MovieChat Forums > Bringing Up Baby (1938) Discussion > More on the 'gay' joke -- WITH EVIDENCE!...

More on the 'gay' joke -- WITH EVIDENCE!! :)


Because I hate to see my brilliant arguments lost in the monster thread below, I'm putting them in their own thread. :) This isn't to start another argument -- we've been through that -- but just to make this info a little more accessible to those who haven't, or don't want to, read the huge thread titled: "The word 'gay' in the film referenced homosexuals... "

I don't understand why this is such a controversy. To me, it seems clear that Cary Grant's adlib joke about suddenly going gay means exactly what it still means to our ears in 2008.

I feel certain that Grant slipped in a gay-subtext in-joke, and the director let it stand. How many people in the audience got it, and how many just thought it was a weird line and then dismissed it as the film's rapid-fire dialogue kept going, we'll never know. It doesn't mean that Cary Grant was gay or even bi, just that he was in the know about certain slang. And no, we can't know beyond the slightest shadow of the teensiest doubt that that's how he meant it, but all evidence points that way.

First of all, the traditional use of the word does not equal a funny joke. Then there's all the other evidence:

"Gay" as a code word for homosexual men was in use WAY before 1938. George Chauncey's excellent and award-winning history book "Gay New York: Gender, Urban Culture, and the Making of the Gay Male World 1890-1940" documents just how pervasive its use was in the first part of the 20th century. Here's what he says about its origins (p. 17): "Originally referring simply to things pleasurable, by the seventeenth century 'gay' had come to refer more specifically to a life of immoral pleasures and dissipation (and by the nineteenth century to prostitution, when applied to women), a meaning that [gay men] could easily have drawn on to refer to the homosexual life. 'Gay' also referred to something brightly colored or someone showily dressed - and thus could easily be used to describe the flamboyant costumes adopted by many fairies, as well as things at once brilliant and specious, the epitome of camp."

Gay men (the fairy stereotype) also showed up on Hollywood screens in the twenties prior to the Production Code (see Chauncey and also the documentary called "The Celluloid Closet" -- a great film), so it's not like Hollywood people didn't know that gay men existed or had no contact with gay subculture. They did. The first paperback novels about gay men starting getting published in the early thirties, too.

Also, the idea that Grant couldn't be making a gay joke because he was only cross-dressing is pretty ludicrous. Since the beginning of the 20th century, and even way before, men-who-like-men have been associated with effeminate behavior and female dress. Gay men have a long and rich history of doing drag and dressing in women's clothing, and this was definitely known in 1938. Again, Chauncey gives amazing evidence of drag balls in NYC, which were attended by THOUSANDS of people and which were covered by the newspapers. Being a gay man and wearing female clothing were definitely associated with each other, even if it wasn't (and isn't) true for every gay man.

(Here's a quote from Chauncey about the drag balls (p. 292): "As the New York Herald Tribune reported in its account of a 1934 Greenwich Village ball: . . . 'Men danced with women in men's clothes. Women danced with men in women's clothes. And strange androgynous couples careened about the floor oblivious to the workings of society and nature.' ")

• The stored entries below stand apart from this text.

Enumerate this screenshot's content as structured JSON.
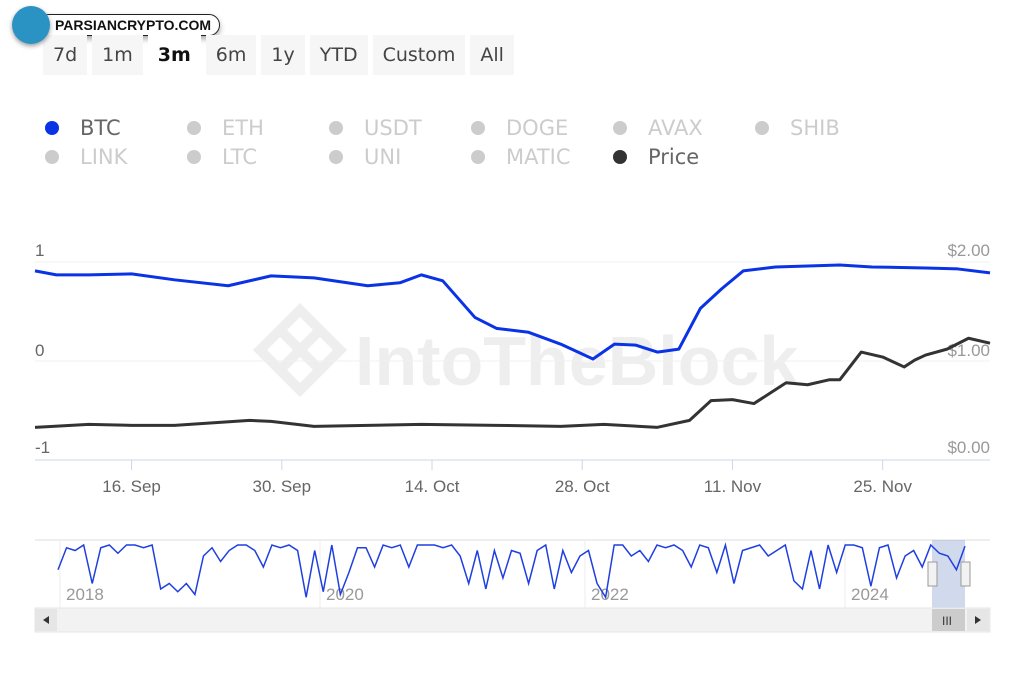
{
  "watermark_logo": "PARSIANCRYPTO.COM",
  "ranges": [
    {
      "label": "7d"
    },
    {
      "label": "1m"
    },
    {
      "label": "3m",
      "active": true
    },
    {
      "label": "6m"
    },
    {
      "label": "1y"
    },
    {
      "label": "YTD"
    },
    {
      "label": "Custom"
    },
    {
      "label": "All"
    }
  ],
  "legend": [
    {
      "label": "BTC",
      "color": "#0a33e6",
      "on": true
    },
    {
      "label": "ETH"
    },
    {
      "label": "USDT"
    },
    {
      "label": "DOGE"
    },
    {
      "label": "AVAX"
    },
    {
      "label": "SHIB"
    },
    {
      "label": "LINK"
    },
    {
      "label": "LTC"
    },
    {
      "label": "UNI"
    },
    {
      "label": "MATIC"
    },
    {
      "label": "Price",
      "color": "#333333",
      "on": true
    }
  ],
  "chart_data": {
    "type": "line",
    "watermark": "IntoTheBlock",
    "x_range": [
      "2024-09-07",
      "2024-12-05"
    ],
    "x_ticks": [
      {
        "date": "2024-09-16",
        "label": "16. Sep"
      },
      {
        "date": "2024-09-30",
        "label": "30. Sep"
      },
      {
        "date": "2024-10-14",
        "label": "14. Oct"
      },
      {
        "date": "2024-10-28",
        "label": "28. Oct"
      },
      {
        "date": "2024-11-11",
        "label": "11. Nov"
      },
      {
        "date": "2024-11-25",
        "label": "25. Nov"
      }
    ],
    "y_left": {
      "range": [
        -1,
        1
      ],
      "ticks": [
        "1",
        "0",
        "-1"
      ]
    },
    "y_right": {
      "range": [
        0,
        2
      ],
      "ticks": [
        "$2.00",
        "$1.00",
        "$0.00"
      ]
    },
    "grid": true,
    "series": [
      {
        "name": "BTC",
        "axis": "left",
        "color": "#0a33e6",
        "points": [
          [
            "2024-09-07",
            0.91
          ],
          [
            "2024-09-09",
            0.87
          ],
          [
            "2024-09-12",
            0.87
          ],
          [
            "2024-09-16",
            0.88
          ],
          [
            "2024-09-20",
            0.82
          ],
          [
            "2024-09-25",
            0.76
          ],
          [
            "2024-09-29",
            0.86
          ],
          [
            "2024-10-03",
            0.84
          ],
          [
            "2024-10-08",
            0.76
          ],
          [
            "2024-10-11",
            0.79
          ],
          [
            "2024-10-13",
            0.87
          ],
          [
            "2024-10-15",
            0.81
          ],
          [
            "2024-10-18",
            0.44
          ],
          [
            "2024-10-20",
            0.33
          ],
          [
            "2024-10-23",
            0.29
          ],
          [
            "2024-10-26",
            0.17
          ],
          [
            "2024-10-29",
            0.02
          ],
          [
            "2024-10-31",
            0.17
          ],
          [
            "2024-11-02",
            0.16
          ],
          [
            "2024-11-04",
            0.09
          ],
          [
            "2024-11-06",
            0.12
          ],
          [
            "2024-11-08",
            0.53
          ],
          [
            "2024-11-10",
            0.73
          ],
          [
            "2024-11-12",
            0.91
          ],
          [
            "2024-11-15",
            0.95
          ],
          [
            "2024-11-21",
            0.97
          ],
          [
            "2024-11-24",
            0.95
          ],
          [
            "2024-11-29",
            0.94
          ],
          [
            "2024-12-02",
            0.93
          ],
          [
            "2024-12-05",
            0.89
          ]
        ]
      },
      {
        "name": "Price",
        "axis": "right",
        "color": "#333333",
        "points": [
          [
            "2024-09-07",
            0.33
          ],
          [
            "2024-09-12",
            0.36
          ],
          [
            "2024-09-16",
            0.35
          ],
          [
            "2024-09-20",
            0.35
          ],
          [
            "2024-09-27",
            0.4
          ],
          [
            "2024-09-29",
            0.39
          ],
          [
            "2024-10-03",
            0.34
          ],
          [
            "2024-10-08",
            0.35
          ],
          [
            "2024-10-13",
            0.36
          ],
          [
            "2024-10-20",
            0.35
          ],
          [
            "2024-10-26",
            0.34
          ],
          [
            "2024-10-30",
            0.36
          ],
          [
            "2024-11-04",
            0.33
          ],
          [
            "2024-11-07",
            0.4
          ],
          [
            "2024-11-09",
            0.6
          ],
          [
            "2024-11-11",
            0.61
          ],
          [
            "2024-11-13",
            0.57
          ],
          [
            "2024-11-16",
            0.78
          ],
          [
            "2024-11-18",
            0.76
          ],
          [
            "2024-11-20",
            0.81
          ],
          [
            "2024-11-21",
            0.81
          ],
          [
            "2024-11-23",
            1.09
          ],
          [
            "2024-11-25",
            1.04
          ],
          [
            "2024-11-27",
            0.94
          ],
          [
            "2024-11-28",
            1.01
          ],
          [
            "2024-11-29",
            1.06
          ],
          [
            "2024-12-01",
            1.12
          ],
          [
            "2024-12-03",
            1.23
          ],
          [
            "2024-12-05",
            1.18
          ]
        ]
      }
    ],
    "navigator": {
      "year_labels": [
        "2018",
        "2020",
        "2022",
        "2024"
      ],
      "series": [
        0.55,
        0.95,
        0.9,
        1,
        0.3,
        0.95,
        1,
        0.85,
        1,
        1,
        0.95,
        1,
        0.2,
        0.3,
        0.15,
        0.3,
        0.1,
        0.8,
        0.95,
        0.7,
        0.9,
        1,
        1,
        0.9,
        0.6,
        1,
        0.95,
        1,
        0.9,
        0.05,
        0.9,
        0.15,
        1,
        0.1,
        0.5,
        0.95,
        0.95,
        0.6,
        1,
        0.95,
        1,
        0.6,
        1,
        1,
        1,
        0.95,
        1,
        0.8,
        0.3,
        0.9,
        0.2,
        0.9,
        0.4,
        0.9,
        0.85,
        0.3,
        0.9,
        1,
        0.2,
        0.9,
        0.5,
        0.8,
        0.9,
        0.3,
        0.05,
        1,
        1,
        0.8,
        0.9,
        0.7,
        1,
        0.95,
        1,
        0.9,
        0.6,
        1,
        0.95,
        0.5,
        1,
        0.3,
        0.9,
        0.95,
        1,
        0.8,
        0.9,
        1,
        0.35,
        0.2,
        0.9,
        0.2,
        1,
        0.5,
        1,
        1,
        0.95,
        0.25,
        0.95,
        1,
        0.4,
        0.8,
        0.9,
        0.6,
        1,
        0.85,
        0.8,
        0.55,
        0.98
      ]
    }
  }
}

Why is it so hard to understand or believe that a word can be used two ways at once? That it can have a traditional or dominant meaning AND a subcultural one at the same time? A modern example would be the word 'sick.' To the dominant culture, 'sick' means either physically ill or perverted (diseased, ill, unhealthy). To certain teen groups, skater cultures, extreme sports communities, 'sick' means something positive, amazing, as in "That jump was sick." The world hasn't exploded because the word is used simultaneously in two different ways. People used "gay" in both the traditional AND the gay-subtext way up through the fifties - it's not an either/or situation. Just because there are examples of 'gay' being used in the traditional sense after this movie doesn't mean that people weren't also using the word as slang to connote homosexuality. They were.

I will concede that 'fairy' was a word much more commonly known to reference homosexuals in the 30's, but 'gay' being a lesser-known word makes more sense as to why the censorship board let the line stay in -- they didn't understand what it meant. Why would Grant and Hawks put in a joke that 99% of the audience might not get? Well, no one knows exactly how audiences read this joke, or how many of them might have gotten the gay subtext. And as has been pointed out in other threads, the fast pace of dialogue and action meant that not everyone was going to get every joke in the film anyway, and a lot of sexual subtext could get by the censors. Also - many filmmakers and actors put 'in-jokes' into their films for themselves, and not necessarily for general audiences. This could be an example of that.



And again, the joke's just not funny unless Grant knows what he's talking about.